Google Cloud Has No Hard Spending Cap

This is the part of these incidents that generates the most frustration. Google Cloud’s budget system lets you set alerts at configurable thresholds, 50%, 90%, 100% of a monthly budget, and sends you email when they trigger. Those alerts do not stop spending. They are notifications, not circuit breakers.

Google’s explicit position is that automatically cutting off billing could cause production outages and is therefore a decision that should be made by the account owner, not the platform. The documentation offers a workaround: a Cloud Function triggered by a Pub/Sub budget alert message that calls the Cloud Billing API to remove the billing account from the project, effectively disabling all paid services.

exports.stopBilling = async (pubsubEvent, context) => {
  const projectId = process.env.GOOGLE_CLOUD_PROJECT;
  const billingClient = new CloudBillingClient();
  await billingClient.updateProjectBillingInfo({
    name: `projects/${projectId}`,
    projectBillingInfo: { billingAccountName: '' }
  });
};

This works, and Google links to it in their budget management documentation. The friction involved in setting it up, writing a Cloud Function, configuring Pub/Sub, assigning the right IAM roles, means most developers who need it most are the least likely to have it deployed. Platforms like Vercel and Netlify offer hard spend caps as a first-class UI feature. Google Cloud’s version requires infrastructure work.

Quota Limits as a Low-Effort Defense

An underused mitigation: you can lower your own project’s quota limits for individual APIs. For the Generative Language API, you can reduce the requests-per-minute and tokens-per-minute quotas to values appropriate for your actual usage. A solo developer building a personal app has no legitimate need for 1,000 requests per minute to Gemini. Setting the quota to 10 or 20 does not affect normal usage but caps the blast radius of key abuse dramatically.

This is configured through APIs & Services, Enabled APIs, selecting the Generative Language API, then Quotas. You can submit a quota reduction request, which is processed quickly for reductions. Combined with API restrictions and referrer restrictions, it creates multiple independent layers of containment.
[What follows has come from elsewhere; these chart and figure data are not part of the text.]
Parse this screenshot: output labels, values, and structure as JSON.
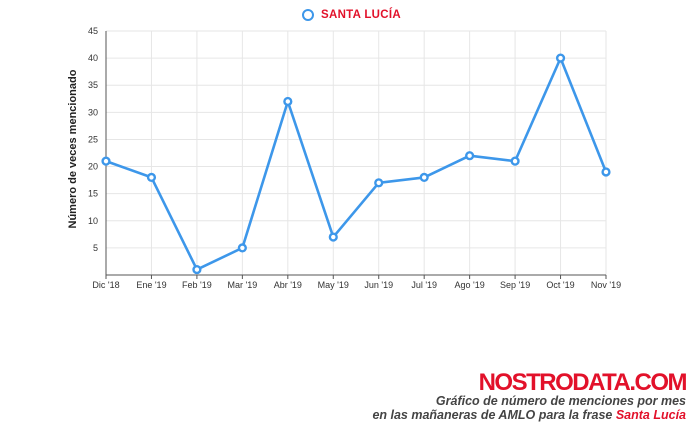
{
  "chart_data": {
    "type": "line",
    "categories": [
      "Dic '18",
      "Ene '19",
      "Feb '19",
      "Mar '19",
      "Abr '19",
      "May '19",
      "Jun '19",
      "Jul '19",
      "Ago '19",
      "Sep '19",
      "Oct '19",
      "Nov '19"
    ],
    "series": [
      {
        "name": "SANTA LUCÍA",
        "values": [
          21,
          18,
          1,
          5,
          32,
          7,
          17,
          18,
          22,
          21,
          40,
          19
        ],
        "color": "#3d97ea"
      }
    ],
    "ylabel": "Número de veces mencionado",
    "yticks": [
      5,
      10,
      15,
      20,
      25,
      30,
      35,
      40,
      45
    ],
    "ylim": [
      0,
      45
    ],
    "grid": true,
    "legend_position": "top-center"
  },
  "branding": {
    "logo": "NOSTRODATA.COM",
    "caption_line1": "Gráfico de número de menciones por mes",
    "caption_line2_prefix": "en las mañaneras de AMLO para la frase ",
    "caption_line2_highlight": "Santa Lucía"
  },
  "colors": {
    "series": "#3d97ea",
    "accent": "#e2112a",
    "grid": "#e6e6e6"
  }
}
The Right Architecture for AI APIs

For any production application calling an AI API, the correct design is a server-side proxy. The API key lives on your server, never in the client bundle. Your backend validates the user’s identity, using Firebase Auth ID tokens if you are in the Firebase ecosystem, before proxying the request to Gemini or any other AI endpoint.

Browser → Your backend (validates Firebase Auth JWT) → Gemini API

This pattern gives you per-user rate limiting, request logging, cost attribution, and the ability to revoke or rotate keys without touching client code. It is also the path that Google’s own enterprise product, Vertex AI, effectively enforces. Vertex AI uses service account authentication rather than API keys, which means it requires server-side OAuth2 flows and cannot be called directly from a browser without explicit user delegation. The architecture constraint is built into the product.

The AI Studio API key path, which uses generativelanguage.googleapis.com, is designed for prototyping. The documentation positions Vertex AI as the production path. Most developers using Firebase for their application layer are reaching for the AI Studio key because the setup is simpler and the documentation for combining Firebase with Vertex AI involves more steps.

What to Actually Do Right Now

If you have a Firebase project with any AI API enabled, three things are worth doing immediately. Go to Google Cloud Console, find your browser key under Credentials, and add an API restrictions list that excludes everything you are not intentionally using from the browser. Check which APIs are enabled on your project under Enabled APIs and Services, and disable any you do not recognize or no longer need. Then lower your quota limits for any high-billing APIs to something that reflects your actual usage.

The browser key being public is a Firebase design decision that works for Firebase services. Everything built on top of that project is a separate question, and Gemini’s billing model means the consequences of leaving it unaddressed are proportionally larger than they were before large language models entered the picture.